Your code doesn’t have to be stolen or open source to be secure, but your programmers need to care and need to know what to look for. Source code scanners are one way to add eyeballs, though not necessarily the easiest way. In fact, the future of code compilation (including interpreted languages like PHP, Python, etc.) is more likely to bring source code scanning concepts into the compiler. After all, why lump on extra tools and the all-too-often cumbersome configuration they entail when you should get the same feedback from the compiler. Clang (and tools like cppcheck) work wonders for cleaning up problematic C++ code. They don’t generate warnings for web security concepts like XSS or SQL injection, but there’s no reason they couldn’t evolve to do so.

In fact, what would be cooler: A source code analyzer that you need to dump your web site into then configure and tweak, or a compiler/interpreter that generates the security warnings for you? Imagine a mod_php for production and a mod_phpcheck that natively performs variable taint checking and function misuse for you.

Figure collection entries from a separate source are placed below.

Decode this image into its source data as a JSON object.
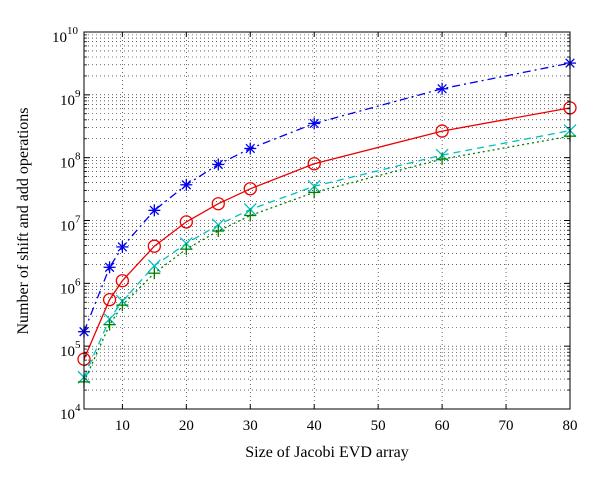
{
  "chart_data": {
    "type": "line",
    "title": "",
    "xlabel": "Size of Jacobi EVD array",
    "ylabel": "Number of shift and add operations",
    "xlim": [
      4,
      80
    ],
    "ylim": [
      10000,
      10000000000
    ],
    "yscale": "log",
    "grid": true,
    "x": [
      4,
      8,
      10,
      15,
      20,
      25,
      30,
      40,
      60,
      80
    ],
    "x_ticks": [
      10,
      20,
      30,
      40,
      50,
      60,
      70,
      80
    ],
    "y_ticks": [
      {
        "value": 10000,
        "base": "10",
        "exp": "4"
      },
      {
        "value": 100000,
        "base": "10",
        "exp": "5"
      },
      {
        "value": 1000000,
        "base": "10",
        "exp": "6"
      },
      {
        "value": 10000000,
        "base": "10",
        "exp": "7"
      },
      {
        "value": 100000000,
        "base": "10",
        "exp": "8"
      },
      {
        "value": 1000000000,
        "base": "10",
        "exp": "9"
      },
      {
        "value": 10000000000,
        "base": "10",
        "exp": "10"
      }
    ],
    "series": [
      {
        "color": "#0000ee",
        "dash": "8,4,2,4",
        "marker": "asterisk",
        "values": [
          170000,
          1800000,
          3800000,
          14500000,
          37000000,
          78000000,
          140000000,
          350000000,
          1250000000,
          3200000000
        ]
      },
      {
        "color": "#ee0000",
        "dash": "",
        "marker": "circle",
        "values": [
          62000,
          550000,
          1100000,
          3900000,
          9500000,
          18500000,
          32000000,
          80000000,
          265000000,
          620000000
        ]
      },
      {
        "color": "#00c0c0",
        "dash": "7,5",
        "marker": "x",
        "values": [
          32000,
          270000,
          520000,
          1900000,
          4300000,
          8500000,
          15000000,
          35000000,
          110000000,
          270000000
        ]
      },
      {
        "color": "#008000",
        "dash": "2,3",
        "marker": "plus",
        "values": [
          27000,
          220000,
          450000,
          1450000,
          3500000,
          6800000,
          12000000,
          28000000,
          95000000,
          220000000
        ]
      }
    ]
  }
}
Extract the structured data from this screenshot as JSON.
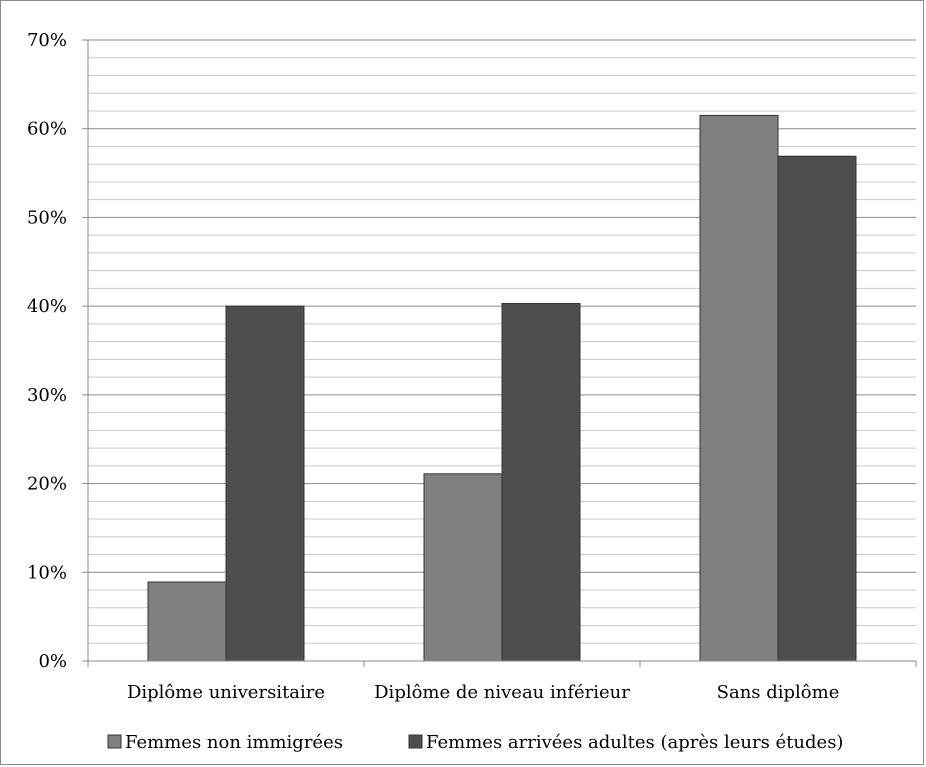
{
  "chart_data": {
    "type": "bar",
    "categories": [
      "Diplôme universitaire",
      "Diplôme de niveau inférieur",
      "Sans diplôme"
    ],
    "series": [
      {
        "name": "Femmes non immigrées",
        "values": [
          8.9,
          21.1,
          61.5
        ],
        "color": "#808080"
      },
      {
        "name": "Femmes arrivées adultes (après leurs études)",
        "values": [
          40.0,
          40.3,
          56.9
        ],
        "color": "#4f4f4f"
      }
    ],
    "yticks": [
      "0%",
      "10%",
      "20%",
      "30%",
      "40%",
      "50%",
      "60%",
      "70%"
    ],
    "ylim": [
      0,
      70
    ],
    "grid": true,
    "legend": "bottom"
  }
}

Not only should web sites shift more reliance on browser-based computing to established JavaScript frameworks in order to minimize reinventing the wheel (and associated security vulns). Web languages should move towards building security analysis into their compilation/interpretation environments. While a project like Emcripten isn’t a direct example of this, it’s a great example of bringing a notoriously loosely typed language like JavaScript into a complex analyzer like LLVM — and the potential for better code. Imagine a LLVM “optimizer” that knew how to detect and warn about certain types of DOM-based XSS.

The day that your IDE draws red squiggles underneath code because it’s insecure (rather than a typo, badly-typed, has a signed/unsigned mismatch, etc.) will be a day that web security takes a positive evolutionary step. Evolution favors those best adapted to an environment. In this case, security is best served by the tools used to write and execute code. Until then, we’ll be stuck with the biotic diversity of cumbersome tools and the varyingly-vigilant eyeballs that belong to developers and hackers alike.